When indicated, surgery remains the definitive treatment of giant liver hemangioma. However other less effective options have been proposed and consisted of non-surgical therapies including: Hepatic artery ligation (HAL), Trans arterial embolization (TAE) and Radiofrequency ablation (RFA). Hepatic artery ligation advocated for unresectable tumors, has been shown to arrest the growth of some lesions and even effect partial regression of others. This method has disadvantages including limited experience and its ineffectiveness in some patients. So, in the era of “safe” liver surgery, hepatic artery ligation should no longer be recommended . Trans arterial embolization has been used as an alternative treatment for symptomatic hemangiomas . A reduction of symptoms may be possible, but tumor size remains stable after the procedure and recurrence is common.
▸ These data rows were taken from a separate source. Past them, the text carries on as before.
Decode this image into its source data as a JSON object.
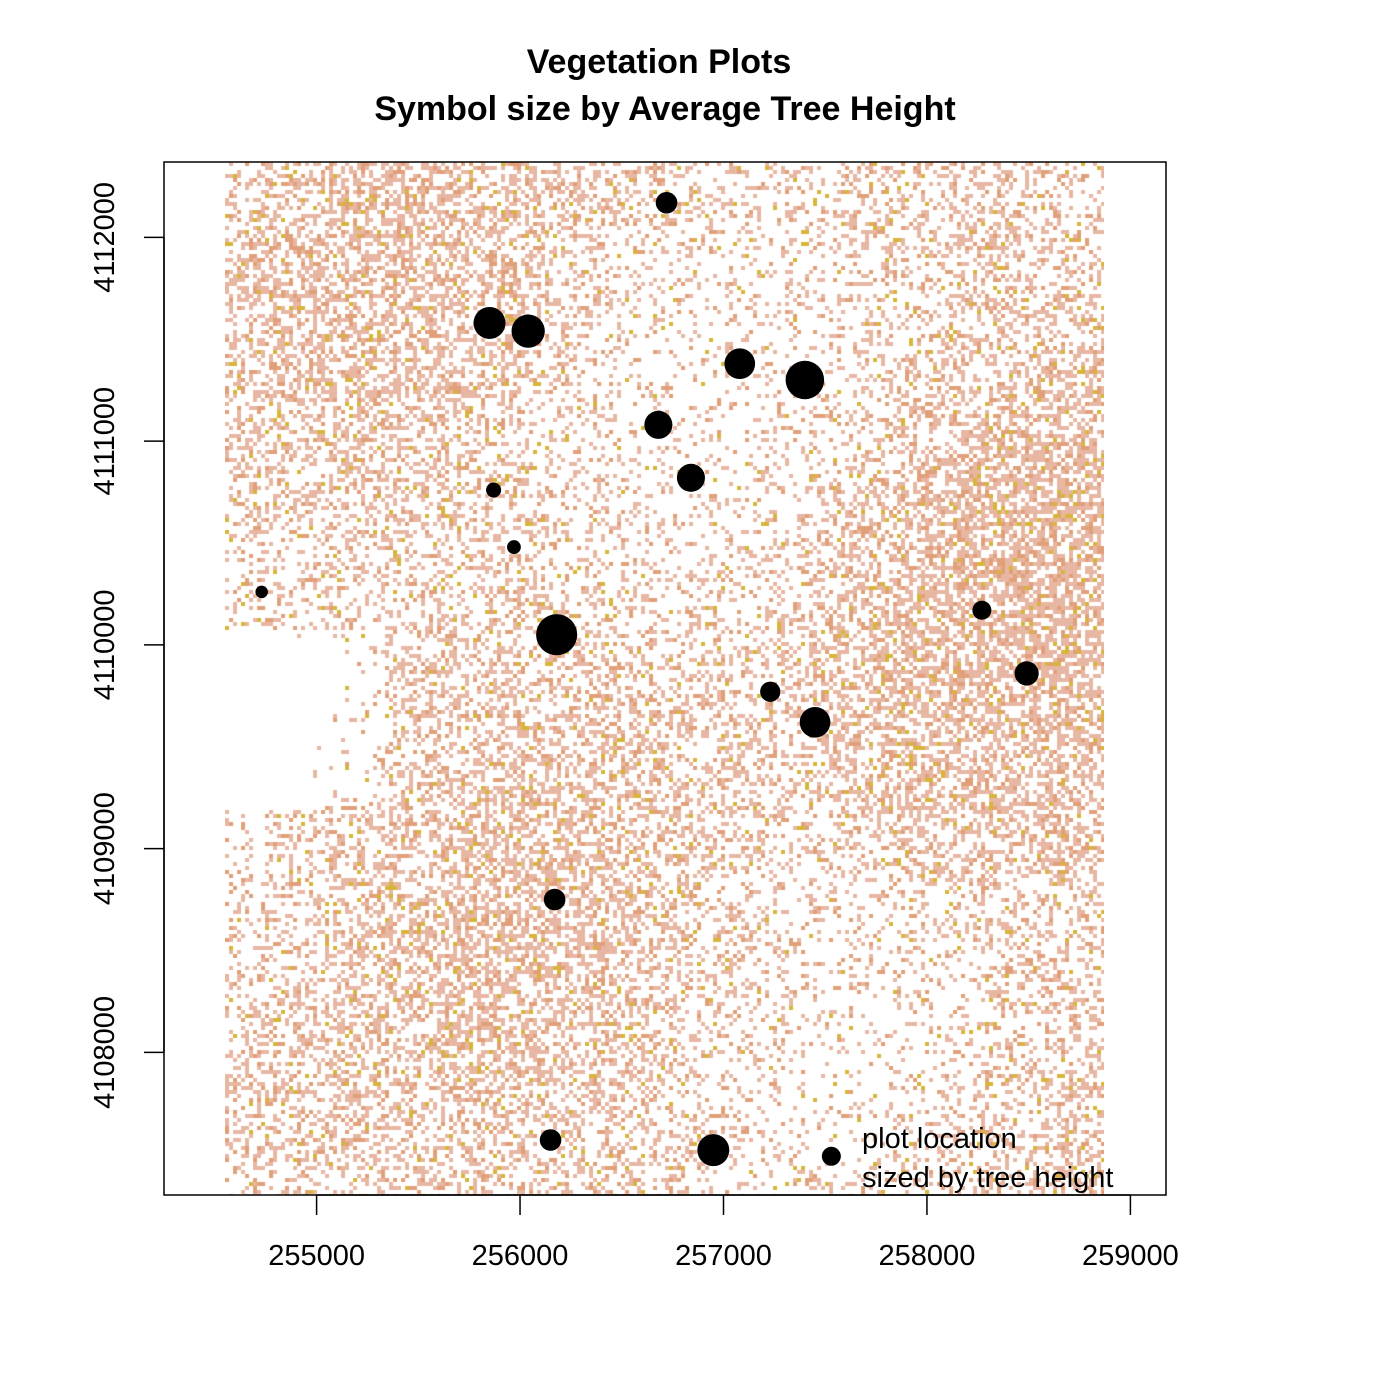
{
  "chart_data": {
    "type": "scatter",
    "title": "Vegetation Plots",
    "subtitle": "Symbol size by Average Tree Height",
    "xlabel": "",
    "ylabel": "",
    "xlim": [
      254250,
      259175
    ],
    "ylim": [
      4107300,
      4112370
    ],
    "raster_extent": {
      "x": [
        254550,
        258870
      ],
      "y": [
        4107300,
        4112370
      ]
    },
    "x_ticks": [
      255000,
      256000,
      257000,
      258000,
      259000
    ],
    "y_ticks": [
      4108000,
      4109000,
      4110000,
      4111000,
      4112000
    ],
    "grid": false,
    "legend": {
      "position": "bottom-right",
      "lines": [
        "plot location",
        "sized by tree height"
      ]
    },
    "colors": {
      "point": "#000000",
      "raster_low": "#e8b7a4",
      "raster_mid": "#e2a07a",
      "raster_high": "#d8b53a"
    },
    "points": [
      {
        "x": 256720,
        "y": 4112170,
        "height": 12
      },
      {
        "x": 255850,
        "y": 4111580,
        "height": 20
      },
      {
        "x": 256040,
        "y": 4111540,
        "height": 21
      },
      {
        "x": 257080,
        "y": 4111380,
        "height": 19
      },
      {
        "x": 257400,
        "y": 4111300,
        "height": 25
      },
      {
        "x": 256680,
        "y": 4111080,
        "height": 17
      },
      {
        "x": 256840,
        "y": 4110820,
        "height": 17
      },
      {
        "x": 255870,
        "y": 4110760,
        "height": 7
      },
      {
        "x": 255970,
        "y": 4110480,
        "height": 6
      },
      {
        "x": 254730,
        "y": 4110260,
        "height": 5
      },
      {
        "x": 256180,
        "y": 4110050,
        "height": 27
      },
      {
        "x": 258270,
        "y": 4110170,
        "height": 10
      },
      {
        "x": 258490,
        "y": 4109860,
        "height": 14
      },
      {
        "x": 257230,
        "y": 4109770,
        "height": 11
      },
      {
        "x": 257450,
        "y": 4109620,
        "height": 19
      },
      {
        "x": 256170,
        "y": 4108750,
        "height": 12
      },
      {
        "x": 256150,
        "y": 4107570,
        "height": 12
      },
      {
        "x": 256950,
        "y": 4107520,
        "height": 20
      },
      {
        "x": 257530,
        "y": 4107490,
        "height": 10
      }
    ]
  }
}
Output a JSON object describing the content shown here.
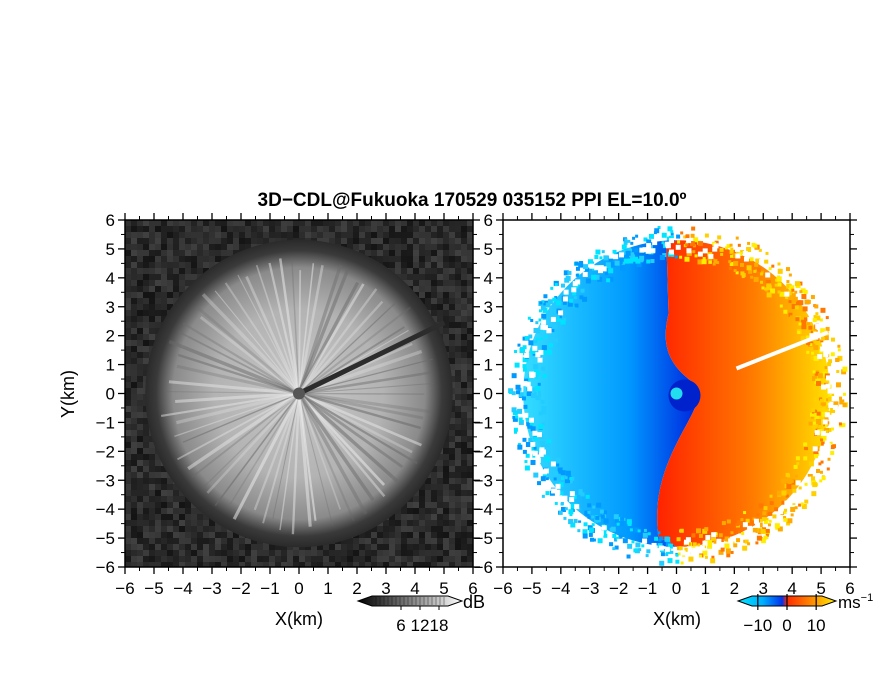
{
  "figure": {
    "title": "3D−CDL@Fukuoka 170529 035152 PPI EL=10.0º"
  },
  "chart_data": [
    {
      "type": "heatmap",
      "quantity": "SNR (grayscale)",
      "xlabel": "X(km)",
      "ylabel": "Y(km)",
      "xlim": [
        -6,
        6
      ],
      "ylim": [
        -6,
        6
      ],
      "xticks": [
        "−6",
        "−5",
        "−4",
        "−3",
        "−2",
        "−1",
        "0",
        "1",
        "2",
        "3",
        "4",
        "5",
        "6"
      ],
      "yticks": [
        "−6",
        "−5",
        "−4",
        "−3",
        "−2",
        "−1",
        "0",
        "1",
        "2",
        "3",
        "4",
        "5",
        "6"
      ],
      "colorbar": {
        "unit": "dB",
        "ticks": [
          "6",
          "12",
          "18"
        ],
        "range": [
          0,
          24
        ],
        "colors": [
          "#000000",
          "#ffffff"
        ]
      },
      "scan_radius_km": 5.3,
      "grid": false
    },
    {
      "type": "heatmap",
      "quantity": "Doppler velocity",
      "xlabel": "X(km)",
      "ylabel": "",
      "xlim": [
        -6,
        6
      ],
      "ylim": [
        -6,
        6
      ],
      "xticks": [
        "−6",
        "−5",
        "−4",
        "−3",
        "−2",
        "−1",
        "0",
        "1",
        "2",
        "3",
        "4",
        "5",
        "6"
      ],
      "yticks": [
        "−6",
        "−5",
        "−4",
        "−3",
        "−2",
        "−1",
        "0",
        "1",
        "2",
        "3",
        "4",
        "5",
        "6"
      ],
      "colorbar": {
        "unit": "ms",
        "unit_exponent": "−1",
        "ticks": [
          "−10",
          "0",
          "10"
        ],
        "range": [
          -12,
          12
        ],
        "colors": [
          "#00e5ff",
          "#0066ff",
          "#0000cc",
          "#ff2200",
          "#ff8800",
          "#ffee00"
        ]
      },
      "scan_radius_km": 5.3,
      "grid": false
    }
  ]
}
Trans arterial embolization is widely performed both in the setting of acute management to stabilize ruptured hemangioma and preoperatively to reduce vascular inflow and to decrease size in very large tumors making surgical resection less risked .
Radiofrequency ablation has also been used to control symptomatic giant hemangiomas with promising results. A single institution initial experience using RFA to treat giant hemangiomas (41 patients) have been reported by  The use of RFA in lesions with diameter higher than 10 cm had a very high rate of complications (100%) including life-threatening complications (lower esophageal fistula and acute respiratory distress syndrome) suggesting its inappropriate use in lesions larger than 10 cm. However, RFA use was successful to controlling symptoms with only minor complications in smaller lesions (5-10 cm diameter). Medical therapies such as the antiangiogenic agent bevacizumab and the tyrosine kinase inhibitor sorafenib have been reported to decrease the size of large hemangiomas, but published data is limited to case reports. Therefore, application of non-surgical therapies may lead to a less invasive and safer management approach of hemangiomas in the future.
In summary; published retrospective studies from many centers demonstrated that asymptomatic giant hemangiomas even very large lesions can be safely observed, and tumor size alone is not supported as an indication for surgery in asymptomatic lesions. Furthermore, surgical resection or another alternative treatment modality should be considered if symptoms or complications occur. The indications of surgery for giant hemangioma are well defined and surgical approach is widely accepted in symptomatic giant hemangiomas. The symptom development is the most often indication for surgical resection. However, the relative risks of surgery are balanced by a direct benefit of symptom resolution. Though symptom resolution after resection varies in published studies, a high rate of symptom relief is expected if initial symptoms were really related to giant hemangiomas. Rapid tumor growth is considered as an indication for surgery during observation periods, but the risk of rupture related to increase in size is not clear. However rapid lesion growth may prompt further investigation to confirm diagnostic and exclude malignancy. Diagnostic uncertainty is accepted as the most common indication for resection. Nowadays, the combined use of developed various imaging techniques can establish the diagnostic certainty in most cases. Surgical management is required for hemangioma complications such as Kasabach- Merritt syndrome or consumptive coagulopathy and rupture or bleeding. Regarding patient anxiety and fear of complications, anxiety should be managed non-operatively and explaining to the patient the very low risk of adverse events associated with observation. When surgery is indicated, both liver resection and enucleation can be employed as surgical procedure to resect giant liver hemangiomas with low morbidity and nil mortality rates.
Conflict of Interest
The authors have no conflict of interest to report.